Note: Texas Medicaid managed care organizations (MCOs) must provide all medically necessary, Medicaid-covered services to eligible clients. Administrative procedures such as prior authorization, pre-certification, referrals, and claims/encounter data filing may differ from traditional Medicaid (fee-for-service) and from MCO to MCO. Providers should contact the client's specific MCO for details.
Effective for dates of service on or after October 6, 2020, COVID-19 testing procedure code 87637 will require the modifier QW when billed. Affected claims submitted with dates of service on or after October 6, 2020, may be reprocessed. When the claims are reprocessed, providers may receive additional payment, which will be reflected on Remittance and Status Reports.
Note: Providers are not required to appeal the claims unless they are denied for other reasons after the claims reprocessing is complete.
For more information about procedure code 87637, providers can refer to the articles, “COVID-19 Testing Procedure Codes 87636, 87637, and 87811 Are Now Benefits,” and “COVID-19 Testing Procedure Codes 87636, 87637, and 87811 Are Now Benefits of the CSHCN Services Program,” which were published on the TMHP website.
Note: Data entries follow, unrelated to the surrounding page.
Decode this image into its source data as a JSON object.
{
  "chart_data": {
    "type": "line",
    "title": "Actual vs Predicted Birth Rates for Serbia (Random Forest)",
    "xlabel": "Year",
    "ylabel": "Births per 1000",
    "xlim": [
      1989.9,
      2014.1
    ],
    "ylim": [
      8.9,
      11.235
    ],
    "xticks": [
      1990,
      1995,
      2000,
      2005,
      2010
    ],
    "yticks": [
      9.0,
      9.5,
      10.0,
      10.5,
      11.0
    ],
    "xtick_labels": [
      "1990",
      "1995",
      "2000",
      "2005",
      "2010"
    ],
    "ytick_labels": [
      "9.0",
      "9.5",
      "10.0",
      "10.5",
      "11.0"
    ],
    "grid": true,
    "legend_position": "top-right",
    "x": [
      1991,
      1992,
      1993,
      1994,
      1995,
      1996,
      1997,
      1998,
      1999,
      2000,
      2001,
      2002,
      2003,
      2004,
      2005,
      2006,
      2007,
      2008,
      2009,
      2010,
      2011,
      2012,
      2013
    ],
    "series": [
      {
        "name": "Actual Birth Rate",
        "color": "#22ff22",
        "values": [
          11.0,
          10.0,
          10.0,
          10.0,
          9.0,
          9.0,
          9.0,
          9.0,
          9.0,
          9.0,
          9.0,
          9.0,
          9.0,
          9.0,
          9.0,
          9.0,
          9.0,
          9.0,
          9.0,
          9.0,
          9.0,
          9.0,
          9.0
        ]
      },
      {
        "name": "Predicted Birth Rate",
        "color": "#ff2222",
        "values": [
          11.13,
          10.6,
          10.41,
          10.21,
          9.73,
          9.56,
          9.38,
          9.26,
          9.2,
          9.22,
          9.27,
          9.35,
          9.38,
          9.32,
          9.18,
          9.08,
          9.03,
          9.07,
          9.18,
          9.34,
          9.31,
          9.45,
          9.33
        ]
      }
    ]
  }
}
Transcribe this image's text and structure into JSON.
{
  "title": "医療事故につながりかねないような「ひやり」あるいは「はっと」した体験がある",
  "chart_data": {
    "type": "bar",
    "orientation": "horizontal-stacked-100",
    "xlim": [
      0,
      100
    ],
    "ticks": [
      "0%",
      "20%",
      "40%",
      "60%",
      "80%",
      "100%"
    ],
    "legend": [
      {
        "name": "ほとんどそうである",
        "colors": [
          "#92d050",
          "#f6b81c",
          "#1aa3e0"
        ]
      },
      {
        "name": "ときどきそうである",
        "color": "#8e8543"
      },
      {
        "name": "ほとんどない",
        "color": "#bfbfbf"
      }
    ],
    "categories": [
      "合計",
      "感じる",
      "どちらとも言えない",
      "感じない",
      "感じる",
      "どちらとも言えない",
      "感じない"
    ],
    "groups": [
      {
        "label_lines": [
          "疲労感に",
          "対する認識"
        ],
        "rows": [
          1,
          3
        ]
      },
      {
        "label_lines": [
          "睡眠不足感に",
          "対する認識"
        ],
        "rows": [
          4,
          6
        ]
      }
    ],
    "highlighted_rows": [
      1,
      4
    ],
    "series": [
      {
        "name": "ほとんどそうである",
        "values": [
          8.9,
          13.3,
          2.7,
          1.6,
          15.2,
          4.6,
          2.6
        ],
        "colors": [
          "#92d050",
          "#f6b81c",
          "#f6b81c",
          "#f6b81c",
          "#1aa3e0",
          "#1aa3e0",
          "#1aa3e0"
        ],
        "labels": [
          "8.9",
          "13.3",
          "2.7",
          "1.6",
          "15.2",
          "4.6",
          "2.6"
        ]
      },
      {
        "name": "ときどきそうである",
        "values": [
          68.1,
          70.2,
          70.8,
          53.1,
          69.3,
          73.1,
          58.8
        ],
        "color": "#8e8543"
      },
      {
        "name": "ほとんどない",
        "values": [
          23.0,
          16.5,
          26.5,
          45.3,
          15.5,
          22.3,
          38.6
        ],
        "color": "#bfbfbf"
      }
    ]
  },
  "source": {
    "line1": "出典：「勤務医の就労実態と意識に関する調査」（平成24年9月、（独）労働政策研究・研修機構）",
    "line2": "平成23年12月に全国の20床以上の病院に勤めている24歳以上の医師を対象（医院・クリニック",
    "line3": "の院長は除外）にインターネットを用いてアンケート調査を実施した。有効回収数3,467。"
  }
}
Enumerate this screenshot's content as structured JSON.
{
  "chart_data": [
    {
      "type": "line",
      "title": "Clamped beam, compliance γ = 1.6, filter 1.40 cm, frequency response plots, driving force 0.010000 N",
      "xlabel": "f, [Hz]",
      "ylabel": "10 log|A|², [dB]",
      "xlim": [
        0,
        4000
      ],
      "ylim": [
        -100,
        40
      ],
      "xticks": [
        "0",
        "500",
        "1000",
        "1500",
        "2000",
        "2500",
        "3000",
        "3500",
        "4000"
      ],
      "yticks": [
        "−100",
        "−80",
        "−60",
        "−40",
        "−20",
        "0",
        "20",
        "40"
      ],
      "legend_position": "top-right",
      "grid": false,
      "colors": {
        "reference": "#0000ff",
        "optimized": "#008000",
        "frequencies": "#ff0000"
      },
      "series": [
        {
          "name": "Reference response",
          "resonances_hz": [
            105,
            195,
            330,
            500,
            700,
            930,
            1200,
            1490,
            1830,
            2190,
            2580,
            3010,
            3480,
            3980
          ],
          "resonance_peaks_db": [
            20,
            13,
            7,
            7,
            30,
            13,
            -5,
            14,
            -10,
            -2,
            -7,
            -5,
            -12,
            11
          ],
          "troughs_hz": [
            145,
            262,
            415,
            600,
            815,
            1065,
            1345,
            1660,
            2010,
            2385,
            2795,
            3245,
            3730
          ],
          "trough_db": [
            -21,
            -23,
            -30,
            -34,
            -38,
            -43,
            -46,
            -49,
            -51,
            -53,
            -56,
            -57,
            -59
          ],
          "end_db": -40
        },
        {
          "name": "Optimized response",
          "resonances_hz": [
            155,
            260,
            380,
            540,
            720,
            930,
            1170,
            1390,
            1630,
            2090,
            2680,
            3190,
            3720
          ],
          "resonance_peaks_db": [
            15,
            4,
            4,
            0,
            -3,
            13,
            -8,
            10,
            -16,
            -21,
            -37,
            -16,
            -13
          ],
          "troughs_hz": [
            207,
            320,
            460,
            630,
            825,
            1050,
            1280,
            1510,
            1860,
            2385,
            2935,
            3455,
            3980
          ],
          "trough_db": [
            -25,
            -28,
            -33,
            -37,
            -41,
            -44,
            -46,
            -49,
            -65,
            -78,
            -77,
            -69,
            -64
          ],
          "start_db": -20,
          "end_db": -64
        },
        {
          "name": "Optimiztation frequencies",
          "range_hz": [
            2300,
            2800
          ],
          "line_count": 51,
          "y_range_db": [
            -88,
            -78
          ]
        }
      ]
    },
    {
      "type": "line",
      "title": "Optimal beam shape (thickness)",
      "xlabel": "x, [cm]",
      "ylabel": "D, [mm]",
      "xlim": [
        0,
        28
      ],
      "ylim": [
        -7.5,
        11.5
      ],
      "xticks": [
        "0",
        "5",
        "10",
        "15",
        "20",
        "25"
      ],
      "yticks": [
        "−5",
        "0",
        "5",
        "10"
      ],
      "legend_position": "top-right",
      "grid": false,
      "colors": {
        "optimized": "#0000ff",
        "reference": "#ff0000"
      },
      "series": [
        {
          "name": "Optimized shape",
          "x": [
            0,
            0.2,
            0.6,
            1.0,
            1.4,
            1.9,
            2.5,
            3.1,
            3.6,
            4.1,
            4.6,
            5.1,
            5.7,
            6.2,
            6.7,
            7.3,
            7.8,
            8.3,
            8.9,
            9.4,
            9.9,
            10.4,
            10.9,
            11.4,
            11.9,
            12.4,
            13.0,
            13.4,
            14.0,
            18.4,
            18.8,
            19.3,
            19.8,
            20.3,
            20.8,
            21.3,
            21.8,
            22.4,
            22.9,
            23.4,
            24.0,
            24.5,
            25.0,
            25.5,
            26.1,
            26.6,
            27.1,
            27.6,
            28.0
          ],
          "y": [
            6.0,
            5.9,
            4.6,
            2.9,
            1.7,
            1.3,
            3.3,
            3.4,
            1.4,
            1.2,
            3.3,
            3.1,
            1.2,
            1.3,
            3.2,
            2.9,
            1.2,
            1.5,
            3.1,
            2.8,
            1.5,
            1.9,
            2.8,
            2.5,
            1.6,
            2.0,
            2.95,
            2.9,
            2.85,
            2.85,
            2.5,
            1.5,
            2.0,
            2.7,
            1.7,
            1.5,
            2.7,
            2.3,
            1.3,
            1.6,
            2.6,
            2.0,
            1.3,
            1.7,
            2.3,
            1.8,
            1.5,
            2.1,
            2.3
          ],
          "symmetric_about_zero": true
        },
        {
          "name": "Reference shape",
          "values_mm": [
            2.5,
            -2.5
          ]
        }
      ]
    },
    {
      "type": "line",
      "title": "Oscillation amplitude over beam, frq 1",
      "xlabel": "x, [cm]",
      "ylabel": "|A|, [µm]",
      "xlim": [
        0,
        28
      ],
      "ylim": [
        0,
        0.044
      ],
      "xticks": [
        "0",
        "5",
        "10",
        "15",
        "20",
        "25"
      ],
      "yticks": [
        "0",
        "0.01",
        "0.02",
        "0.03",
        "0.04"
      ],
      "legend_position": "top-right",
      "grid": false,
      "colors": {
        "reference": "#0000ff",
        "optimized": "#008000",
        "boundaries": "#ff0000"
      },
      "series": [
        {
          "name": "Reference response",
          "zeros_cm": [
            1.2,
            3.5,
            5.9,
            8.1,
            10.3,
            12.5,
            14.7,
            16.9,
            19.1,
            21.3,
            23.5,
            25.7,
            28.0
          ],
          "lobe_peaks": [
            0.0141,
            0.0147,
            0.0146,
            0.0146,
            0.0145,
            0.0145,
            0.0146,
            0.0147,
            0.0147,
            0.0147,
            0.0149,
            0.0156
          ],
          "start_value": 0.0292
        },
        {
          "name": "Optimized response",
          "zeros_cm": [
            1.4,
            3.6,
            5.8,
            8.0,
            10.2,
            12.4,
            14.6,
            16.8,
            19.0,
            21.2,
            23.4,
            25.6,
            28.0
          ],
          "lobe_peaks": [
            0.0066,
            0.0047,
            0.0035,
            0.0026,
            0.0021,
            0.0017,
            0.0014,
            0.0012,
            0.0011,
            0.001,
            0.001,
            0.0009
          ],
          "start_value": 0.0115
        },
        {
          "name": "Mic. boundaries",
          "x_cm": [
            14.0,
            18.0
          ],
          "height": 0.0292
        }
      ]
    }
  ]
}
Reminder: Providers must have the required Clinical Laboratory Improvement Amendments (CLIA) certification on file, and they must use the QW modifier when it is required, per the Centers for Medicare & Medicaid Services. Claims will be denied if the QW modifier is not present on applicable CLIA-waived tests. Providers must refer to the CMS CLIA website for information about CLIA-waived tests, provider certifications, and billing requirements.